Multi-functional public teaching buildings, as high-density spaces, are subject to significant fire risks due to the large number of occupants and the complex nature of their design. In the event of a fire, the consequences can be catastrophic. Therefore, fire risk assessment is of paramount importance in the design and operation of such buildings. A comprehensive evaluation framework is proposed, integrating the Work Breakdown Structure (WBS) and the Risk Breakdown Structure (RBS) into a unified approach, referred to as the Integrated Work Breakdown Structure and Risk Breakdown Structure (i-WRBS) method. This framework identifies 15 key fire risk factors relevant to public school buildings. The Decision-Making Trial and Evaluation Laboratory (DEMATEL) method is employed to analyze the interrelationships among these factors, while PyroSim fire simulation software is used to model the dynamics of fire smoke propagation under varying wind conditions. The diffusion of smoke in stairwells is simulated under different wind speeds and directions, and the fire risk is evaluated based on the resulting outcomes. The findings indicate that both wind speed and direction play a crucial role in determining the trajectory and velocity of smoke spread, especially within stairwells.

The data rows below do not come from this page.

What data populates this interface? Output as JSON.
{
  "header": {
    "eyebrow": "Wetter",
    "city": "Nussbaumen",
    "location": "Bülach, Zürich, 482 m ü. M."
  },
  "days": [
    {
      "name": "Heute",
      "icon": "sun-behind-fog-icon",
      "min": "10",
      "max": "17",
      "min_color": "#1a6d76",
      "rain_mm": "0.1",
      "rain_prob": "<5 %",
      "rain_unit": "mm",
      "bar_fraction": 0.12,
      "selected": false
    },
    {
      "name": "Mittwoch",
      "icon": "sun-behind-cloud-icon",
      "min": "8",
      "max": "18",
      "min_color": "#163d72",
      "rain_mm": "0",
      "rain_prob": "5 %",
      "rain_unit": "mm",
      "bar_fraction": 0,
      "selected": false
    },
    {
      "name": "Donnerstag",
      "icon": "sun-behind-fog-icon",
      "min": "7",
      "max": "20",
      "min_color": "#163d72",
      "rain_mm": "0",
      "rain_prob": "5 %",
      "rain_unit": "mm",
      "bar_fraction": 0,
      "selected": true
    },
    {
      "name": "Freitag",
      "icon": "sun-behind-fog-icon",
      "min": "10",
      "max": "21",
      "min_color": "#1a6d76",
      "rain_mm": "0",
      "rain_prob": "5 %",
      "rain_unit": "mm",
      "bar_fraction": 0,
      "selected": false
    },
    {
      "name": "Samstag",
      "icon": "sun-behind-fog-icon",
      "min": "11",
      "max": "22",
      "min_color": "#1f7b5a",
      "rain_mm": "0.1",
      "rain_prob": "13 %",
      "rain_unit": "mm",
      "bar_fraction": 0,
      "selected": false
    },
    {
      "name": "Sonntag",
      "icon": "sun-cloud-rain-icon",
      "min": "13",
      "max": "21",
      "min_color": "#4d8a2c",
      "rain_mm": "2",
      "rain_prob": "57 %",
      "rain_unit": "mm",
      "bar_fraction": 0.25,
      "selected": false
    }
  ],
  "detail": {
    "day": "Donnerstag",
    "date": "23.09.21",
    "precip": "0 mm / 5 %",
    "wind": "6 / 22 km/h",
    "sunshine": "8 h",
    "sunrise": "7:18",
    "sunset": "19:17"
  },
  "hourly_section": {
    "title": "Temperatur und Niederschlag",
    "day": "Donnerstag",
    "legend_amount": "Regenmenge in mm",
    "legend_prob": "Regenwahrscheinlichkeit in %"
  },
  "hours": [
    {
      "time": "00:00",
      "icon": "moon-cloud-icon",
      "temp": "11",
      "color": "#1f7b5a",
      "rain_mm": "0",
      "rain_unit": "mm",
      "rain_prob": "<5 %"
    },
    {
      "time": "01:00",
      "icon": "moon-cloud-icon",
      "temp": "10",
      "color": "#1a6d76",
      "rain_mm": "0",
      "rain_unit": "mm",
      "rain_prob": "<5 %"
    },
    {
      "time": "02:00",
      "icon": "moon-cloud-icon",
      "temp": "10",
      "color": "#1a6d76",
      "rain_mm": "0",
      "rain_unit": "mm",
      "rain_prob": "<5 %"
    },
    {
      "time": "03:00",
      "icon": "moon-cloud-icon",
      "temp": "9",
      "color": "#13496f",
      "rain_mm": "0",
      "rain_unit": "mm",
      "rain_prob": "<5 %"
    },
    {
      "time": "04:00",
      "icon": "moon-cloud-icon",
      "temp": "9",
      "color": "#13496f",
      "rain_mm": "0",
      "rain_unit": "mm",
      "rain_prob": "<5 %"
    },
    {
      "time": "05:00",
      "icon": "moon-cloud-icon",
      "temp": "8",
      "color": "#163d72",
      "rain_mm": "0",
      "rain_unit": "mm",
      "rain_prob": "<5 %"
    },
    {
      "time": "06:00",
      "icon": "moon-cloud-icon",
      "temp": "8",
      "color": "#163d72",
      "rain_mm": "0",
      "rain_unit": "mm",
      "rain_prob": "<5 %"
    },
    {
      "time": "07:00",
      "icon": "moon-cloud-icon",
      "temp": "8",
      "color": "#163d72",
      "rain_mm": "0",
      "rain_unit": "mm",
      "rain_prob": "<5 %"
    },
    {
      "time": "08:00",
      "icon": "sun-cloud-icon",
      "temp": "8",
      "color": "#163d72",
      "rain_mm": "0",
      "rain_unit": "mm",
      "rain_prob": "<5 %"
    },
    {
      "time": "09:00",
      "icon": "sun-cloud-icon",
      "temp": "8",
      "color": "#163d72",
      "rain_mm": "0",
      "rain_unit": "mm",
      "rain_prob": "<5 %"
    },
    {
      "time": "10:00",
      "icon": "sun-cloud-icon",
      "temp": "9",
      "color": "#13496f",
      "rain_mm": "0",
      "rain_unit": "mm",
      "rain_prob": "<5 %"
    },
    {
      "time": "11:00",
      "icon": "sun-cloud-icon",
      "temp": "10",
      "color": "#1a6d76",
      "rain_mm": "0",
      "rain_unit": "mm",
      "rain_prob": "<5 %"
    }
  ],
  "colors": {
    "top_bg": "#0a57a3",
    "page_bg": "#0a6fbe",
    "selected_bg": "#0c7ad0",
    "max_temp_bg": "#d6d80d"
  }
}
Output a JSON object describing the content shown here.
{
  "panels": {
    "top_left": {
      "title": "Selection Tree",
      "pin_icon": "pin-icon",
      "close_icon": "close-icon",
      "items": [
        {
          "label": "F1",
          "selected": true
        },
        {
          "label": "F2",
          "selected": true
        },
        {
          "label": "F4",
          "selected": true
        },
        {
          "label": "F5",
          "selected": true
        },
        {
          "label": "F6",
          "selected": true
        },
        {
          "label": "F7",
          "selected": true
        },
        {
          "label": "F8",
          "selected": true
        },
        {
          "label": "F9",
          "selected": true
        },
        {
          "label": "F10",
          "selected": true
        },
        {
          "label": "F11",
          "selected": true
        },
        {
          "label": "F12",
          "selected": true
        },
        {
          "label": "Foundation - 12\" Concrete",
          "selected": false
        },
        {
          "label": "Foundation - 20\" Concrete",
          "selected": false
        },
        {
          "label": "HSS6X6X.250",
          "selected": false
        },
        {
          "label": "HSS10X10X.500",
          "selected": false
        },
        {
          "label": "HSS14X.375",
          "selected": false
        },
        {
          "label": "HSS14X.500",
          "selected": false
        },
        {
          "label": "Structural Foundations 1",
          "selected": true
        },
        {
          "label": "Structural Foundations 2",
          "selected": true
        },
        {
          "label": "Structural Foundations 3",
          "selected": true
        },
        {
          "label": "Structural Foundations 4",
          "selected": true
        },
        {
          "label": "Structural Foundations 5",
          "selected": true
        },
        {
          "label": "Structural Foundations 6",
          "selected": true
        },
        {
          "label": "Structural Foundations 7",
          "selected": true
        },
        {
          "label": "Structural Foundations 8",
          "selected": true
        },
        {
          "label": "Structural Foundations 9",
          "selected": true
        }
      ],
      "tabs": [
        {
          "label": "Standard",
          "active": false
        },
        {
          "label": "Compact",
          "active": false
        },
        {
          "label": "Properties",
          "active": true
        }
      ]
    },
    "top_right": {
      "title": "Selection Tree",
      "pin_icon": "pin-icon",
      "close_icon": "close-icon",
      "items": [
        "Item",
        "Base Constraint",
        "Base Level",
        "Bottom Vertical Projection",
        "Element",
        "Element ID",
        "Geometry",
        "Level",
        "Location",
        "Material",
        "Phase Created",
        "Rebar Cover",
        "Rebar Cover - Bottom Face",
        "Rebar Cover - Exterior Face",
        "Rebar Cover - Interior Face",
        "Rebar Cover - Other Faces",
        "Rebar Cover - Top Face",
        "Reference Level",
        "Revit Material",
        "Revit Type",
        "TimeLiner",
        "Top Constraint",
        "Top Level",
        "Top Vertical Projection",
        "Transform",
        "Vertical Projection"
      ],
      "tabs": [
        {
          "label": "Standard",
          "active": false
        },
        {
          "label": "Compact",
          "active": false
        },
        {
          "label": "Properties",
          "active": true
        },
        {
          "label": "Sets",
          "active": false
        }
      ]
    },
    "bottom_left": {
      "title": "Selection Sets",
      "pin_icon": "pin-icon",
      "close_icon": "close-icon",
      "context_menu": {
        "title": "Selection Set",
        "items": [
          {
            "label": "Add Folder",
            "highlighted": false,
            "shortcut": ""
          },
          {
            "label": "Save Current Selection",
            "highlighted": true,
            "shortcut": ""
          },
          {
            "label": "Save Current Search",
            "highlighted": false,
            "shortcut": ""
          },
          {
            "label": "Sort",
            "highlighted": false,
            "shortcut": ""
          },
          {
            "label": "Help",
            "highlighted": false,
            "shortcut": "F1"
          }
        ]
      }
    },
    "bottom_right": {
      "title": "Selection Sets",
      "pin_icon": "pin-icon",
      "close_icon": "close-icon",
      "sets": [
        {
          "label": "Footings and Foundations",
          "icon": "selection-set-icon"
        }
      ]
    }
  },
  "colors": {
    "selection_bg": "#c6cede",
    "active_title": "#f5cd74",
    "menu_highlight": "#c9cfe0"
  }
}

Under low wind conditions or in the absence of wind, smoke diffusion is confined to areas close to the fire source, with stairwells located farther from the fire exhibiting comparatively lower risks. However, under higher wind speeds, the speed and range of smoke diffusion are significantly increased, with a pronounced effect in the downwind direction. The fire hazards on higher floors are found to be more sensitive to variations in wind speed, as increased wind velocity leads to more substantial fluctuations in temperature caused by the combustion process. These fluctuations are exacerbated on higher floors. The findings offer valuable insights into fire risk management, contributing to the development of fire safety strategies and the formulation of evacuation plans for large public buildings.